One of the things I appreciate about investing in the Sun Belt is that it allows you to build—and invest in—real estate that’s designed for today’s needs. Newer infrastructure, more flexible zoning, and cooperative local governments make it possible to move quickly and build smart. Whether it’s environmentally friendly design, tech-integrated logistics, or housing that meets the needs of working families, the Sun Belt is a place where innovation meets opportunity.

This isn’t just about higher returns. It’s also about impact. Through my work with workforce housing and community development, I’ve seen firsthand how the right real estate investment can lift neighborhoods, create jobs, and bring dignity to the places people live and work. In many Sun Belt cities, the need for this kind of thoughtful development is both urgent and welcomed. That combination is powerful.

The Role of Experience and Adaptability

David Rocker has spent much of his career helping companies and organizations optimize systems and scale with intention. That same mindset applies to commercial real estate. Markets don’t stay still. What worked yesterday may not work tomorrow. The key is being willing to challenge assumptions and adapt your strategy when the facts change.
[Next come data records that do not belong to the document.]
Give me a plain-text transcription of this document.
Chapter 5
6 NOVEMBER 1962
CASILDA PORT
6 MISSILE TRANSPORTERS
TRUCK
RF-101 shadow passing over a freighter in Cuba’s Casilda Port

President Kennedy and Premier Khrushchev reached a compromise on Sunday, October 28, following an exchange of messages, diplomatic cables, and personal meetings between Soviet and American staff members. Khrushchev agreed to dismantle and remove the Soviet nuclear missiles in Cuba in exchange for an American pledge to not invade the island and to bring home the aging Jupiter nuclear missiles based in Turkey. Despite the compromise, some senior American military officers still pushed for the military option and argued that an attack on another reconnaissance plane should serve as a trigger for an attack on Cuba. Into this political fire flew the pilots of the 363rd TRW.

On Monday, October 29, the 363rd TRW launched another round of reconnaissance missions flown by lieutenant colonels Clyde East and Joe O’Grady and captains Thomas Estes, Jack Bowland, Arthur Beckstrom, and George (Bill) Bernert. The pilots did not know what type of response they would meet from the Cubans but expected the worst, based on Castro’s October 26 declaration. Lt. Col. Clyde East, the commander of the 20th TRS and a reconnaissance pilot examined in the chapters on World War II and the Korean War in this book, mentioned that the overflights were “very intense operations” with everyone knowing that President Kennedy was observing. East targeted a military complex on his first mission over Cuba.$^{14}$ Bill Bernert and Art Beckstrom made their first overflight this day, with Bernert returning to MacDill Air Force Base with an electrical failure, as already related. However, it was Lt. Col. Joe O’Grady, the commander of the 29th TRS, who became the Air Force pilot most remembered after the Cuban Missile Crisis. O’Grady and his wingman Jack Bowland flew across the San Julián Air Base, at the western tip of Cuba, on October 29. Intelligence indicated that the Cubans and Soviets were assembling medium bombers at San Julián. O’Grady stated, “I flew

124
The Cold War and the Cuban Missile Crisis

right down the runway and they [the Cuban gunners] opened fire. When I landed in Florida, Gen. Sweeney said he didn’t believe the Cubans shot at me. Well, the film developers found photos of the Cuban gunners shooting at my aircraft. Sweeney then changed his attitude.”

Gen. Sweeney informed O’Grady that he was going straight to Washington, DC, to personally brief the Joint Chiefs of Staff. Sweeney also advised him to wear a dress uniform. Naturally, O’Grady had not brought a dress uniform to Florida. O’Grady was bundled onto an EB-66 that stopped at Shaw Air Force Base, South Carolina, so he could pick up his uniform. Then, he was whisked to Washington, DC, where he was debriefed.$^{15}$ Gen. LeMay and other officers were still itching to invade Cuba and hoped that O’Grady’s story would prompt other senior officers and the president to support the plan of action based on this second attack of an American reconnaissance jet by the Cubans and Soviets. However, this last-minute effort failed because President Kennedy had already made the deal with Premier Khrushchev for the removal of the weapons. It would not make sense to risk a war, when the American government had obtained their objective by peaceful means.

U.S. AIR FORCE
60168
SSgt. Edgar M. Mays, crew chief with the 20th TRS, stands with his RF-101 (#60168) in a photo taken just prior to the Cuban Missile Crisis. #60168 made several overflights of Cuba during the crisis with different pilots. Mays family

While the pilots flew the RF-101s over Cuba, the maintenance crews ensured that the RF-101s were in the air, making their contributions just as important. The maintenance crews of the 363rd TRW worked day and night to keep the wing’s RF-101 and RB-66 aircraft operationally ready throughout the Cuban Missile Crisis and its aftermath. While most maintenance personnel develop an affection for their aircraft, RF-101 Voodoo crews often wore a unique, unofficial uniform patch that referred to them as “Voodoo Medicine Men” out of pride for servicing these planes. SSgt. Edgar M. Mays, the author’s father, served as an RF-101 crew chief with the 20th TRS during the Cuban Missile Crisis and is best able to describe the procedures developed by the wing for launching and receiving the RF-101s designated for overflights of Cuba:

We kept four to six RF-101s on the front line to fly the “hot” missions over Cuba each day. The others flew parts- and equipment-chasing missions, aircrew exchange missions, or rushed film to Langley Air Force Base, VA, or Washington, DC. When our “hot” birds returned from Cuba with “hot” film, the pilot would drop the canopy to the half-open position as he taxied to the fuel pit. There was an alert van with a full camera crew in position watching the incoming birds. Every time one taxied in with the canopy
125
Investors who stay locked into legacy models miss the opportunity to capitalize on emerging trends. Right now, the movement is clear. People want livable cities. Businesses want efficiency. States want growth. The Sun Belt offers a combination of economic drivers and policy incentives that make it an ideal environment for forward-thinking commercial real estate.

This isn’t about picking sides—it’s about being clear-eyed. The gateway cities had their run, and they’ll always play a role in the global economy. But growth is no longer confined to the coasts. It’s happening in the heartland, in cities that are rewriting the rules of urban development and proving that business-friendly doesn’t have to mean low-quality or short-sighted.

As someone who has worked in both fast-growth companies and long-term community planning, I can tell you this: where people choose to live, work, and build has everything to do with what kind of future we create. The Sun Belt is building that future now. And for investors willing to look beyond the usual suspects, the opportunities are as bright as the name suggests.